What harm could there be in simply writing a telegram? Not to accept the position—she couldn’t do that, not without knowing more—but perhaps simply to inquire. To imagine, for a few precious moments, what it might be like to have choices again.

She pulled out a sheet of writing paper from the small supply she’d horded away. Her pen hovered over the blank page as she considered her words.

To Telegraph Office, Walnut Springs, Montana Territory:

INQUIRING ABOUT HOUSEHOLD POSITION ON RANCH STOP EXPERIENCED WITH HOUSEKEEPING STOP PLEASE RESPOND WITH STARTING DATE IF POSITION STILL AVAILABLE STOP REPLIES TO VIRGINIA CITY TELEGRAPH OFFICE ATTENTION MISS R P FULL STOP

She stared at the words, her heart hammering.

Miss R. Prescott—not Ruby Starling. No one at the telegraph office knew her by that name, so the reply would sit until she came to fetch it.

And using her real name felt like shedding a costume, like stepping out from behind the emerald silk and stage lights into something true.

Was she exaggerating by saying she had experience with housekeeping? She kept her own room well, and she and Mama had always cooked for themselves in the little stove downstairs beneath their rooms. She could learn quickly, so surely she’d be able to pick up any other skills needed.

Tomorrow she would find a way to slip to the telegraph office to send this during the afternoon, when Vincent was busy with his other business ventures.

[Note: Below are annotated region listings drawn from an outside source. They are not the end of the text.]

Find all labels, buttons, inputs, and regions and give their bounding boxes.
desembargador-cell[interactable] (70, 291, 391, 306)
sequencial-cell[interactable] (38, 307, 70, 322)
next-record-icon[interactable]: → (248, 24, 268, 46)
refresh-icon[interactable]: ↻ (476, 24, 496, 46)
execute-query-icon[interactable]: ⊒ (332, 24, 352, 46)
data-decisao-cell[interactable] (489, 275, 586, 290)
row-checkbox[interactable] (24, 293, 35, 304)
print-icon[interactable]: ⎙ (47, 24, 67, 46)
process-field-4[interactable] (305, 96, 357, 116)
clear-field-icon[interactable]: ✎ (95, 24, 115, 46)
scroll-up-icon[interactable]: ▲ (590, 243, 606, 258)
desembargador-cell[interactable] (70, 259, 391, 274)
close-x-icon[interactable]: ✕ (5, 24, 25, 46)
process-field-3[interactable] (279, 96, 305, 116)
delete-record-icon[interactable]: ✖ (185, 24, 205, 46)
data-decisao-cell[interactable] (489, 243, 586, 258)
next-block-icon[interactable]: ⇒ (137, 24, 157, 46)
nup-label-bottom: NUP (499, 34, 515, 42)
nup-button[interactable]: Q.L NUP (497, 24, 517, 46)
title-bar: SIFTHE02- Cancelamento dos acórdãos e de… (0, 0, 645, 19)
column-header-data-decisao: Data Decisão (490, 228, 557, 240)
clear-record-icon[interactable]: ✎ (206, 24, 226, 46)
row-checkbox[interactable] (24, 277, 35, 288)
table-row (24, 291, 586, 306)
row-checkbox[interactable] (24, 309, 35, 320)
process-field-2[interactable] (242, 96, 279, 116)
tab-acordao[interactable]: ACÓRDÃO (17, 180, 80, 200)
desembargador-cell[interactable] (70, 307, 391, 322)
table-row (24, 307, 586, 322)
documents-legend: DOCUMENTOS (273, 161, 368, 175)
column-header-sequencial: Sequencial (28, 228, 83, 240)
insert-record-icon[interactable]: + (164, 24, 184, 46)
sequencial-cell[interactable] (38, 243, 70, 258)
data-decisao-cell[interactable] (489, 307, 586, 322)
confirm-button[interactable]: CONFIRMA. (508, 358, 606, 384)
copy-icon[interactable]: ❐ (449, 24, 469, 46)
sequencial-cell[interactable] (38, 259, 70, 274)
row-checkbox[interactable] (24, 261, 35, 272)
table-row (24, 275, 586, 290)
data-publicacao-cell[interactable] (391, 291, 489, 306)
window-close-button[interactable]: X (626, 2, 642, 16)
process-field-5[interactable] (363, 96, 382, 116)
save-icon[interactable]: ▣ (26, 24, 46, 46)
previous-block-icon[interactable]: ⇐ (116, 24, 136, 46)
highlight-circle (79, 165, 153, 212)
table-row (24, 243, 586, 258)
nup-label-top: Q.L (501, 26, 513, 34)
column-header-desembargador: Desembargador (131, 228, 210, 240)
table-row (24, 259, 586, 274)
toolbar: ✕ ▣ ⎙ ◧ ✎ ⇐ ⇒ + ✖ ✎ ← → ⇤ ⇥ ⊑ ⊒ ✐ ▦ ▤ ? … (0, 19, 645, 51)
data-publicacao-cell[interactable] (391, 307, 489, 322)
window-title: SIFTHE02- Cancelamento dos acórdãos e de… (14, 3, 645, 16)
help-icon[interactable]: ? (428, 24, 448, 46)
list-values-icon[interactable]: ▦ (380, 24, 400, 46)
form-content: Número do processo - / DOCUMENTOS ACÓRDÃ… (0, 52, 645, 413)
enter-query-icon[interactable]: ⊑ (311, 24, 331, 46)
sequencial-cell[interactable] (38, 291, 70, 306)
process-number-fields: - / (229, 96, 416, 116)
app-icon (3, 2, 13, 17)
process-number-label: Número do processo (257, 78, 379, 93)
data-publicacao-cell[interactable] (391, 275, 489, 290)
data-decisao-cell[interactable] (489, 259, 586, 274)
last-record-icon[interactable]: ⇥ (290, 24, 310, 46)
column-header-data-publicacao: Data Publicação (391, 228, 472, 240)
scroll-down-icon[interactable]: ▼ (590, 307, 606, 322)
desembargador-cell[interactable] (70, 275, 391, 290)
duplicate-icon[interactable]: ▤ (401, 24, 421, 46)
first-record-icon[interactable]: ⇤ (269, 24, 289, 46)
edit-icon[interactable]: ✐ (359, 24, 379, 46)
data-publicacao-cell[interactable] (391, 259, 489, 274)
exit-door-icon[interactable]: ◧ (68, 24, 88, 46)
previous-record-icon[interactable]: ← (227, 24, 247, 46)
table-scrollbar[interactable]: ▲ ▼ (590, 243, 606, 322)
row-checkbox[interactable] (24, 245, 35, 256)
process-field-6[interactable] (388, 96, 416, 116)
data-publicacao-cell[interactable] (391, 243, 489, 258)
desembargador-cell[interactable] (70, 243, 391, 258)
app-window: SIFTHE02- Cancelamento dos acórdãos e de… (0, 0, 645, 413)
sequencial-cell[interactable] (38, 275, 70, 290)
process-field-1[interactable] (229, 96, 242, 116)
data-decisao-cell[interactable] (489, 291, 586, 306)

She had enough coins saved from the tips customers sometimes pressed into her hand—money Vincent didn’t know about— hidden away in the false bottom of her jewelry box.

But what if Vincent found out? What if he intercepted the reply? The telegraph office wasn’t far from Murphy’s, and Vincent had friends everywhere in Virginia City. Men who owed him favors, who would tell him if Rose Prescott started receiving mysterious messages.

She crumpled the paper and tossed it toward the small waste basket, but it missed and landed on the floor beside her chair. The sight of her initials, written in her own careful script, lying crumpled and discarded made something fierce rise up in her chest.

She was tired of being afraid. Tired of Vincent’s watchful eyes and calculating smiles. Tired of singing other people’s sorrows while her own dreams withered away like flowers in a drought.

Rose smoothed out the telegram and read it once more. The words looked small and uncertain on the page, but they represented something larger—the first step toward a life that might be her saving grace.